Walt came up with the idea for "Snow White" when he was only 15, working as a newsboy in Kansas City. He saw a major presentation of a silent film version of the tale starring Marguerite Clark. The screening was held at the city's Convention Hall in February, 1917, and the film was projected onto a four-sided screen using four separate projectors. The movie made a tremendous impression on the young viewer because he was sitting where he could see two sides of the screen at once, and they were not quite in sync.

For a while after its release the film was the highest-grossing motion picture of all time, until it was finally surpassed by "Gone With the Wind" a couple of years later. This statistic is all the more surprising when one realizes that children were paying a dime to get into the theaters in 1937, and the film, of course, had great appeal to that age group. The original worldwide gross was $8.5 million, a figure that would translate into several hundreds of millions of dollars today. In England, the film was deemed too scary for children, and those under 16 had to be accompanied by a parent.

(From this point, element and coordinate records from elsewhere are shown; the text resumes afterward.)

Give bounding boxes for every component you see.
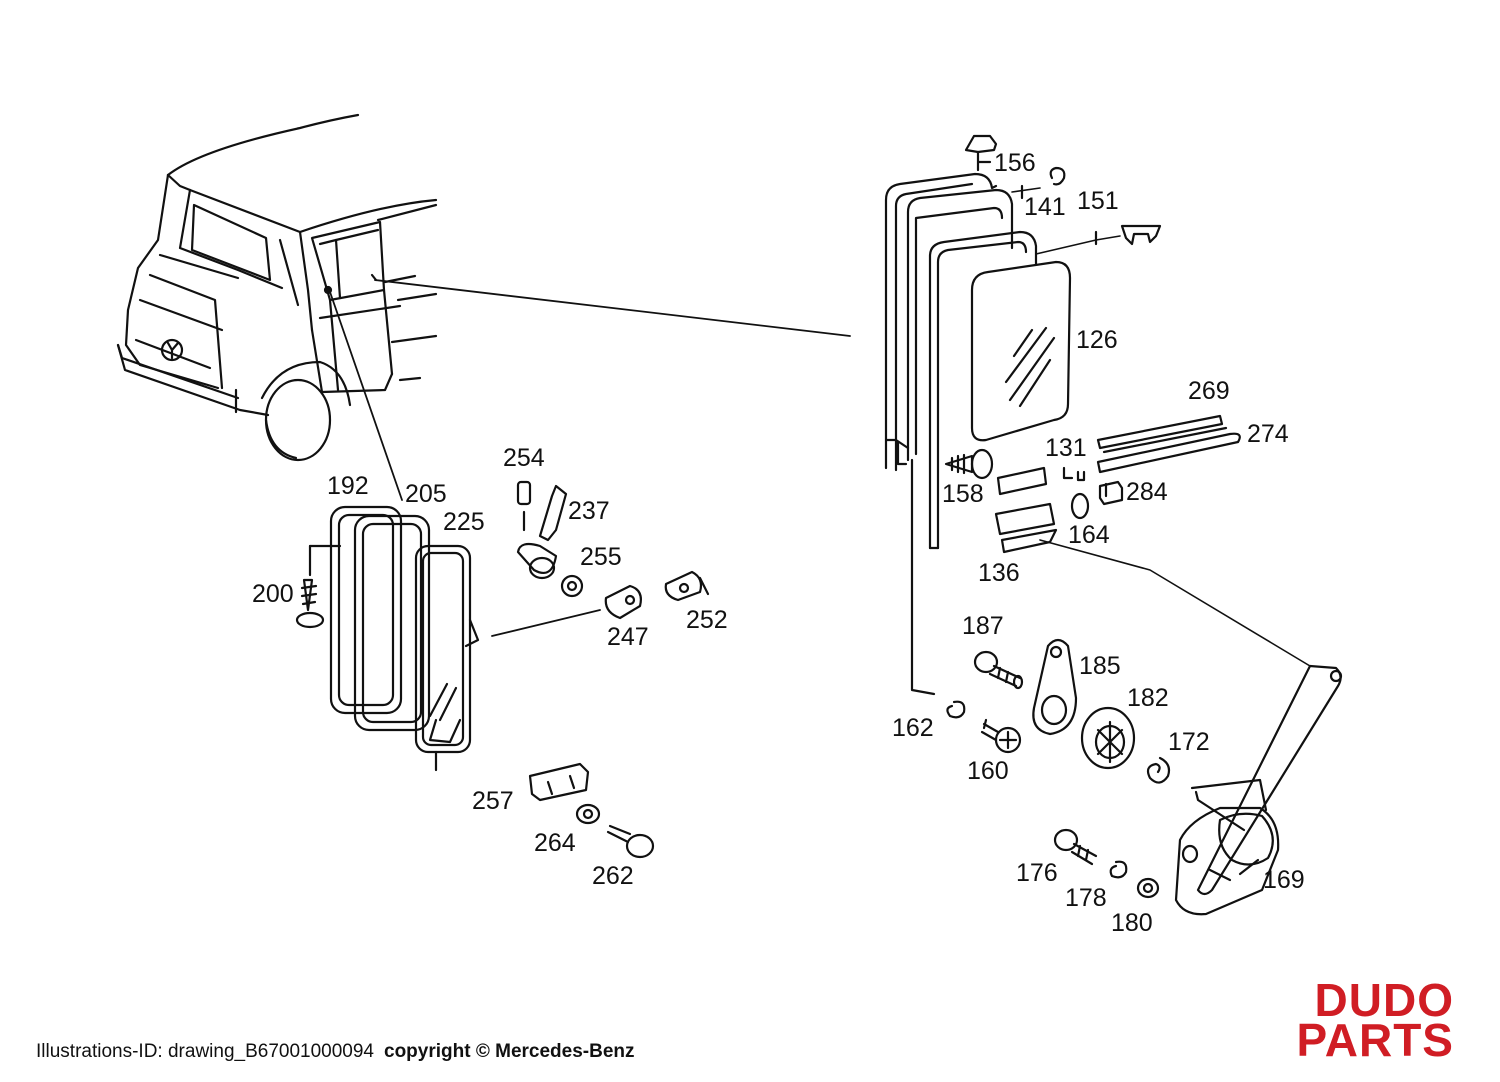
ring-141-icon — [1049, 166, 1066, 186]
copyright-notice: copyright © Mercedes-Benz — [384, 1041, 635, 1062]
part-label-284: 284 — [1126, 478, 1168, 506]
part-label-131: 131 — [1045, 434, 1087, 462]
bolt-176-icon — [1053, 828, 1098, 866]
part-label-172: 172 — [1168, 728, 1210, 756]
logo-line-2: PARTS — [1296, 1014, 1454, 1066]
part-label-237: 237 — [568, 497, 610, 525]
part-label-169: 169 — [1263, 866, 1305, 894]
latch-257-icon — [528, 762, 590, 802]
glass-pane-126-icon — [970, 260, 1072, 442]
guide-rails-269-274-icon — [1096, 414, 1241, 474]
part-label-182: 182 — [1127, 684, 1169, 712]
part-label-141: 141 — [1024, 193, 1066, 221]
footer-caption: Illustrations-ID: drawing_B67001000094 co… — [36, 1041, 635, 1063]
spring-washer-162-icon — [946, 700, 966, 719]
part-label-264: 264 — [534, 829, 576, 857]
screw-158-icon — [944, 448, 994, 480]
part-label-178: 178 — [1065, 884, 1107, 912]
part-label-247: 247 — [607, 623, 649, 651]
part-label-252: 252 — [686, 606, 728, 634]
part-label-176: 176 — [1016, 859, 1058, 887]
clip-151-icon — [1120, 224, 1162, 246]
part-label-126: 126 — [1076, 326, 1118, 354]
gear-182-icon — [1080, 706, 1136, 770]
bolt-187-icon — [973, 650, 1024, 690]
window-frame-assembly — [884, 172, 1121, 696]
part-label-269: 269 — [1188, 377, 1230, 405]
part-label-156: 156 — [994, 149, 1036, 177]
clip-252-icon — [664, 570, 710, 602]
part-label-262: 262 — [592, 862, 634, 890]
part-label-158: 158 — [942, 480, 984, 508]
part-label-162: 162 — [892, 714, 934, 742]
part-label-254: 254 — [503, 444, 545, 472]
vent-window-frames — [308, 505, 601, 772]
part-label-136: 136 — [978, 559, 1020, 587]
part-label-255: 255 — [580, 543, 622, 571]
part-label-225: 225 — [443, 508, 485, 536]
illustration-id: Illustrations-ID: drawing_B67001000094 — [36, 1041, 374, 1062]
logo-line-1: DUDO — [1314, 974, 1454, 1026]
part-label-164: 164 — [1068, 521, 1110, 549]
slider-blocks-131-136-164-icon — [994, 466, 1311, 667]
part-label-160: 160 — [967, 757, 1009, 785]
window-regulator-169-icon — [1174, 664, 1343, 916]
bushing-254-icon — [516, 480, 532, 532]
bolt-160-icon — [980, 718, 1022, 754]
washer-255-icon — [560, 574, 584, 598]
washer-180-icon — [1136, 877, 1160, 899]
crank-arm-185-icon — [1032, 638, 1078, 736]
part-label-257: 257 — [472, 787, 514, 815]
spring-172-icon — [1146, 756, 1171, 784]
bolt-262-icon — [606, 824, 655, 859]
part-label-187: 187 — [962, 612, 1004, 640]
stop-284-icon — [1098, 480, 1124, 506]
bracket-237-icon — [538, 484, 568, 542]
part-label-274: 274 — [1247, 420, 1289, 448]
dudo-parts-logo: DUDO PARTS — [1258, 974, 1454, 1066]
pivot-knob-icon — [516, 542, 558, 580]
part-label-180: 180 — [1111, 909, 1153, 937]
plate-247-icon — [604, 584, 642, 620]
screw-200-icon — [295, 578, 325, 629]
part-label-205: 205 — [405, 480, 447, 508]
part-label-185: 185 — [1079, 652, 1121, 680]
spring-washer-178-icon — [1109, 860, 1128, 879]
washer-264-icon — [575, 803, 601, 825]
part-label-192: 192 — [327, 472, 369, 500]
part-label-151: 151 — [1077, 187, 1119, 215]
part-label-200: 200 — [252, 580, 294, 608]
clip-156-icon — [964, 134, 998, 172]
van-illustration — [116, 113, 851, 501]
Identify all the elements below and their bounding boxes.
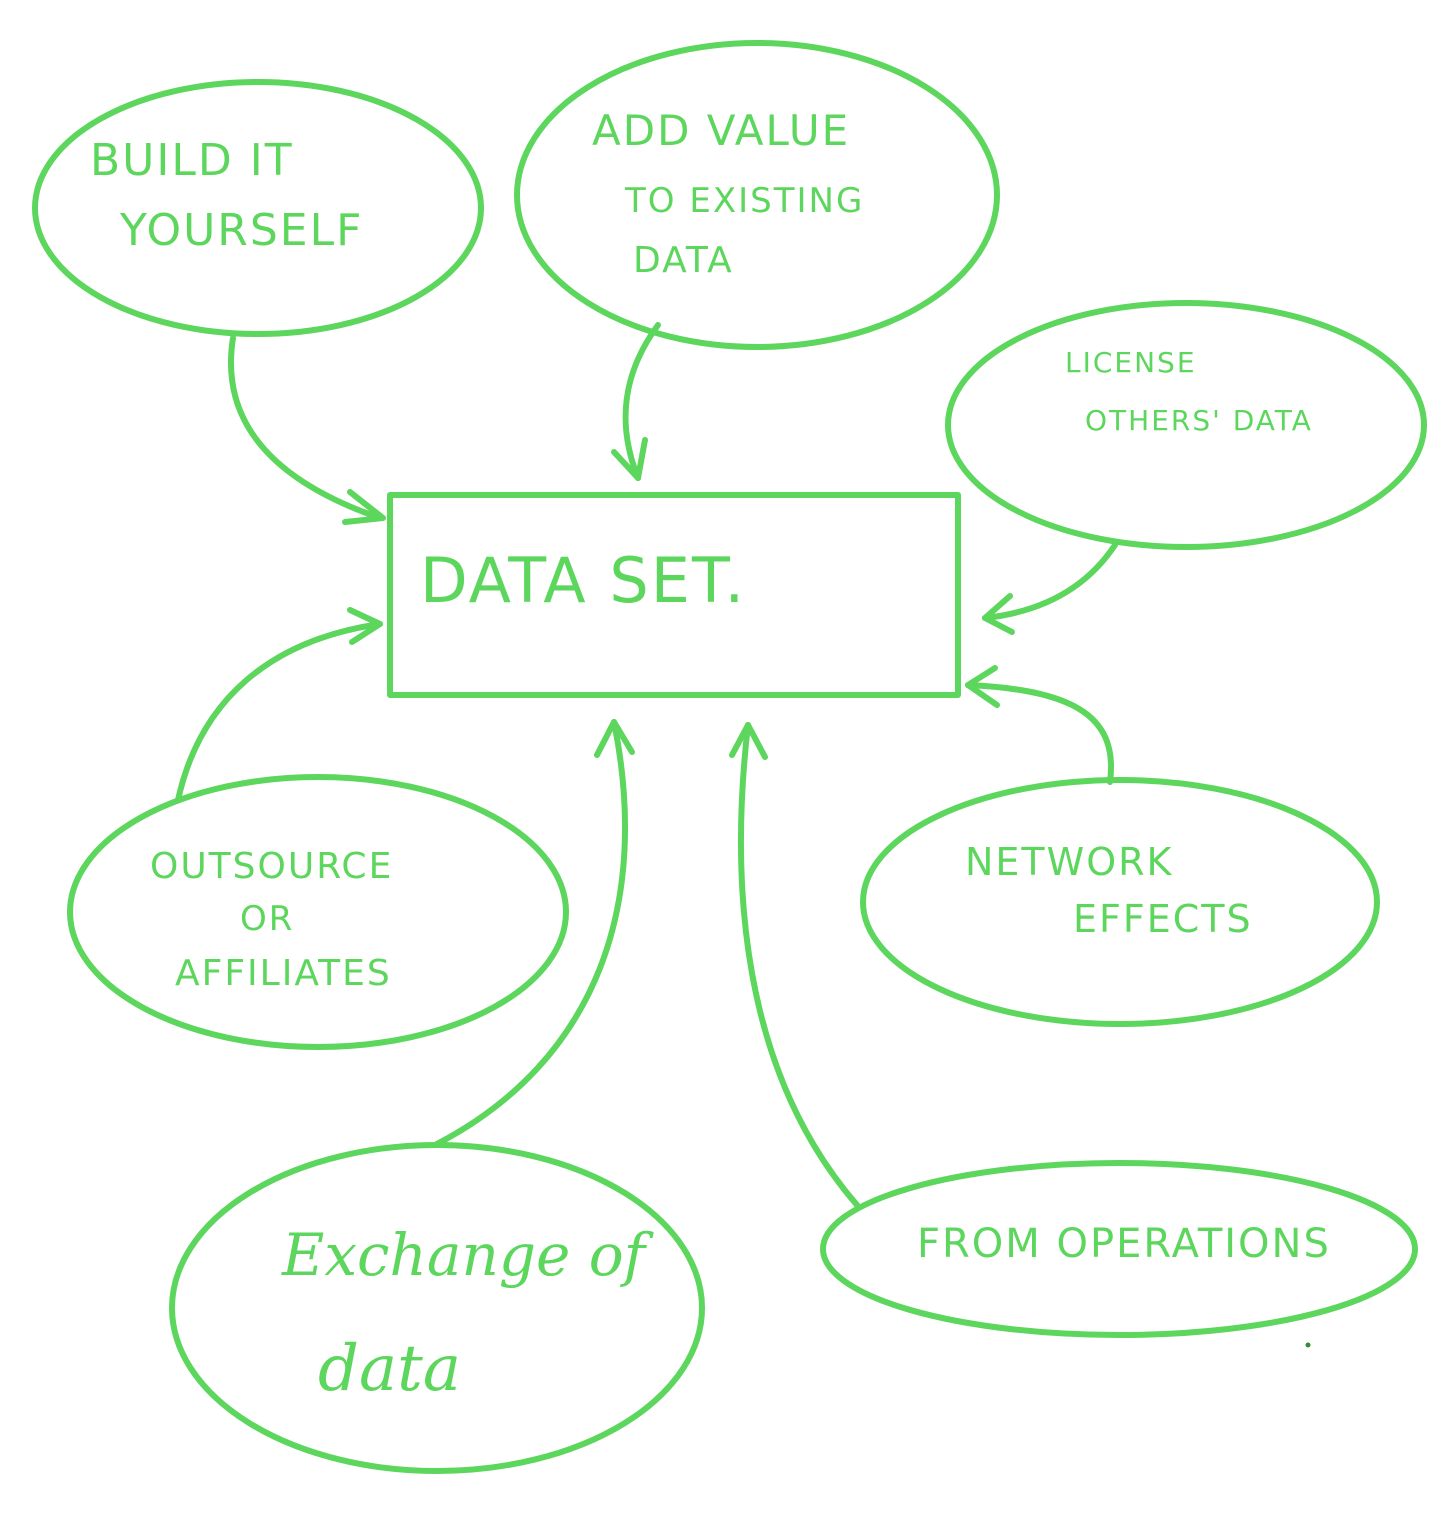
outsource-line3: AFFILIATES [175,953,392,994]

"Snow White" was the first animated feature film ever. Costing $1.4 million, and featuring such classic songs as "Someday My Prince Will Come," "Heigh Ho," and "Whistle While You Work," the film was in production for three years and utilized more than 750 artists. From many who auditioned for the voice of Snow White (Walt turned down Deanna Durbin), he chose the young singer Adriana Caselotti. Harry Stockwell, the father of Dean Stockwell, did the voice of the prince, and many radio and screen personalities were selected for other roles, including Lucille LaVerne as the Queen and Billy Gilbert as Sneezy. Pinto Colvig (Goofy) did the voice of two of the Dwarfs.

Supervising director: David Hand. Animators: Hamilton Luske, Grim Natwick, Jack Campbell, Robert Stokes, Les Clark, Milt Kahl, Hugh Frasier, Eric Larson, Marc Davis, Paul Busch, and Antonio Rivera. 83 min. Starring: Adriana Caselotti (Snow White), Harry Stockwell (Prince), Lucille LaVerne (Queen), Billy Gilbert (Sneezy), and Pinto Colvig (Dwarfs). A stage version of the movie played at Radio City Music Hall in New York in 1979. For its 1993 reissue the film was completely restored, being the first ever to be completely digitized by computer, cleaned up, and then printed back to film. The film was reissued eight times, in 1944, 1952, 1958, 1967, 1975, 1983, 1987, and 1993, and released on video in 1994. The film received a special Academy Award® in 1939 consisting of one full-size Oscar® and seven dwarf Oscars, all presented to Walt Disney by Shirley Temple.